Since the change that broke things for me reimplemented way the best rate is found, I thought it might be useful to look at what's in the rc_rates file before and after the change. When things are working, the output looks like this:
I've worked out that the A, B, C and D represent the four best rates, and that 'P' is maximum probability rate. I'm less confident about 'S'. I know that flag appears if minstrel_ht_is_sample_rate finds it in the cur_sample_rates table, so I'm guessing that it indicates that it's a rate being considered by the algorithm. I've noticed the 'S' flags bounce around over time, but the ABCDP flags remain stuck on the first line. I assume that's a bad sign, as is the absence of any successes on any row.
I finally noticed the knobs under /sys/kernel/debug/ieee80211/phy1/rc, including fixed_rate_idx. Forcing that to a known good index was sufficient to allow things to get started. However, even clearing fixed_rate_idx to 4294967295 afterwards didn't cause the algorithm to probe any other rates.

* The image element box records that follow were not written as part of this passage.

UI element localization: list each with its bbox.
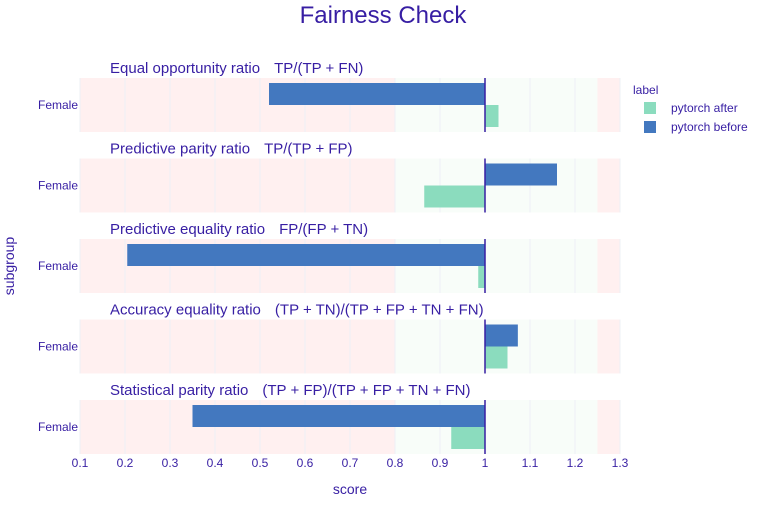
bar-pytorch-before — [269, 83, 485, 105]
legend-entry-label: pytorch before — [671, 120, 748, 134]
x-tick-label: 1.1 — [522, 456, 539, 470]
bar-pytorch-after — [478, 266, 485, 288]
x-tick-label: 0.7 — [342, 456, 359, 470]
legend-swatch — [644, 121, 656, 133]
panel-metric: Equal opportunity ratio — [110, 60, 260, 77]
legend-swatch — [644, 102, 656, 114]
panel-metric: Accuracy equality ratio — [110, 302, 261, 319]
x-tick-label: 0.9 — [432, 456, 449, 470]
chart-title: Fairness Check — [300, 2, 468, 29]
legend-entry-label: pytorch after — [671, 101, 738, 115]
x-tick-label: 0.1 — [72, 456, 89, 470]
subgroup-label: Female — [38, 179, 78, 193]
panel-4: Female Accuracy equality ratio (TP + TN)/(… — [38, 302, 621, 374]
panel-formula: FP/(FP + TN) — [279, 221, 368, 238]
panel-formula: (TP + FP)/(TP + FP + TN + FN) — [262, 382, 470, 399]
bar-pytorch-before — [485, 324, 518, 347]
x-tick-label: 0.8 — [387, 456, 404, 470]
panel-title: Accuracy equality ratio (TP + TN)/(TP + F… — [110, 302, 484, 319]
unfair-zone-high — [597, 78, 620, 132]
x-tick-label: 1 — [482, 456, 489, 470]
x-tick-label: 0.6 — [297, 456, 314, 470]
panel-2: Female Predictive parity ratio TP/(TP + FP… — [38, 141, 621, 213]
panel-metric: Statistical parity ratio — [110, 382, 248, 399]
x-tick-label: 0.2 — [117, 456, 134, 470]
x-tick-label: 1.2 — [567, 456, 584, 470]
panel-3: Female Predictive equality ratio FP/(FP + … — [38, 221, 621, 293]
panel-title: Statistical parity ratio (TP + FP)/(TP + … — [110, 382, 471, 399]
unfair-zone-high — [597, 400, 620, 454]
x-tick-label: 0.5 — [252, 456, 269, 470]
unfair-zone-low — [80, 319, 395, 374]
unfair-zone-low — [80, 158, 395, 213]
x-tick-label: 0.3 — [162, 456, 179, 470]
bar-pytorch-after — [485, 346, 508, 369]
unfair-zone-high — [597, 239, 620, 293]
panel-title: Predictive equality ratio FP/(FP + TN) — [110, 221, 368, 238]
panel-formula: (TP + TN)/(TP + FP + TN + FN) — [275, 302, 484, 319]
panel-title: Predictive parity ratio TP/(TP + FP) — [110, 141, 353, 158]
x-tick-label: 0.4 — [207, 456, 224, 470]
subgroup-label: Female — [38, 98, 78, 112]
x-axis: 0.1 0.2 0.3 0.4 0.5 0.6 0.7 0.8 0.9 1 1.1 1.2 1.3 — [72, 456, 629, 470]
subgroup-label: Female — [38, 420, 78, 434]
y-axis-label: subgroup — [1, 237, 17, 296]
panel-formula: TP/(TP + FN) — [274, 60, 363, 77]
panel-5: Female Statistical parity ratio (TP + FP)/… — [38, 382, 621, 454]
bar-pytorch-before — [127, 244, 485, 266]
panel-title: Equal opportunity ratio TP/(TP + FN) — [110, 60, 363, 77]
panel-formula: TP/(TP + FP) — [264, 141, 352, 158]
bar-pytorch-after — [451, 427, 485, 449]
panel-metric: Predictive parity ratio — [110, 141, 250, 158]
x-axis-label: score — [333, 481, 367, 497]
bar-pytorch-before — [485, 163, 557, 186]
bar-pytorch-after — [485, 105, 499, 127]
panel-metric: Predictive equality ratio — [110, 221, 265, 238]
unfair-zone-high — [597, 319, 620, 374]
legend-title: label — [633, 83, 658, 97]
panels-layer: Female Equal opportunity ratio TP/(TP + FN… — [38, 60, 621, 454]
unfair-zone-high — [597, 158, 620, 213]
panel-1: Female Equal opportunity ratio TP/(TP + FN… — [38, 60, 621, 132]
bar-pytorch-before — [192, 405, 485, 427]
subgroup-label: Female — [38, 259, 78, 273]
bar-pytorch-after — [424, 185, 485, 208]
legend: label pytorch after pytorch before — [633, 83, 748, 134]
subgroup-label: Female — [38, 340, 78, 354]
x-tick-label: 1.3 — [612, 456, 629, 470]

Most puzzling.
I've updated to the latest openwrt-21.02 build and used the fixed_rate_idx trick to get things going. I did see the rate shifting around there, though the reported lookaround remained at zero until about 800 packets had been exchanged. After that, I saw some probe packets sent out and the algorithm started sending packets over both long and short GI entries. In other words, it seems to be working as expected.
My hunch is that the first listed rate (MCS0, LGI) not being able to successfully transmit is somehow causing the algorithm to get stuck in a bad state. All of my other 2.4 GHz devices are able to communicate on their first listed rate, and none of them have this problem.
I guess I'll hack some debug info into the file to see if I refute this theory.
I've found the problem. In the middle of minstrel_ht_get_rate is this line:
if (time_is_before_jiffies(mi->sample_time))
return;
I assume that this is supposed to cause the function to return if it's called too early. If so, the logic is backwards; it'll return if time (i.e. mi->sample_time) is before jiffies (the current time). In other words, it'll return early only if the sample_time has passed.
Replacing that with time_is_after_jiffies makes everything much better -- I each station select a rate other than the first in the list right away.
Sorry for the delayed response. What you found makes perfect sense, and I will push a fix to OpenWrt (and send it upstream) right away.
Thanks for tracking this one down, I have no idea why it works so well in all of my tests without this fix.